Abstract:
Objective To investigate the effect of afatinib, a tyrosine kinase inhibitor, on the proliferation, cell cycle, and apoptosis of human breast cell lines, and compare its effects with those of gefitinib.
Methods Three human breast cell lines, MCF-7, T47D, and MDA-MB-231, were cultured as cell models. A methyl thiazolyl tetrazolium assay was utilized to measure cell viability. Flow cytometer was used to analyze the cell cycle arrest (PI staining) and apoptosis rates (Annexin-V/PI staining). The protein expression was detected by Western blot analysis.

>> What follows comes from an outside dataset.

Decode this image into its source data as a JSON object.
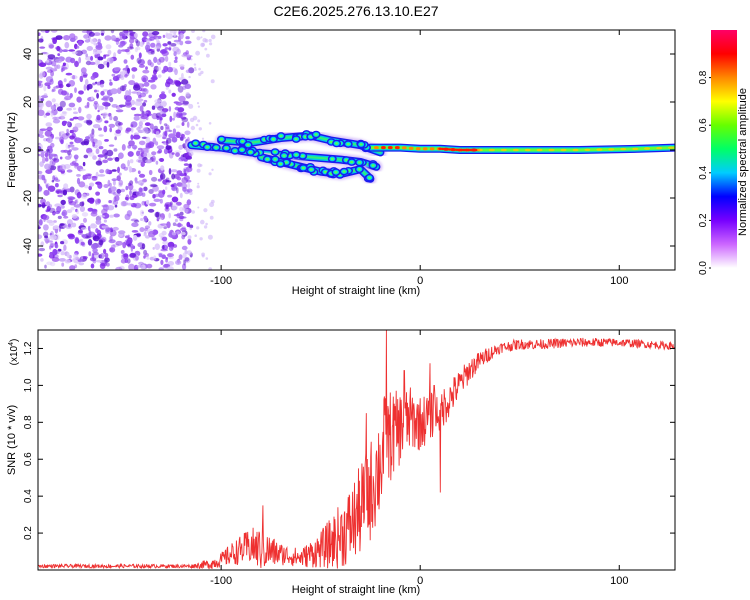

Results The proliferation of three human breast cell lines was significantly inhibited by afatinib, and the IC50 levels of MCF-7, T47D, and MDA-MB-231 were 0.101, 0.141, and 0.887 μmol/L, respectively. The G0/G1 phase cell ratio increased considerably 24 h after afatinib was added to T47D or MDA-MB-231. The cell apoptosis rate also increased in the two cell lines (88.9% and 58.1%). The cleavage of apoptosis pathway proteins PARP and caspase-3 was also promoted by afatinib. Phosphorylation of EGFR was significantly inhibited by afatinib in the MDA-MB-231 cell line. Finally, the inhibition effect of afatinib was stronger than that of gefitinib.
Conclusion Afatinib could significantly inhibit the proliferation of breast cancer cells and promote apoptosis. The effect was dose-dependent. Afatinib was a more effective tyrosine kinase inhibitor as compared with gefitinib.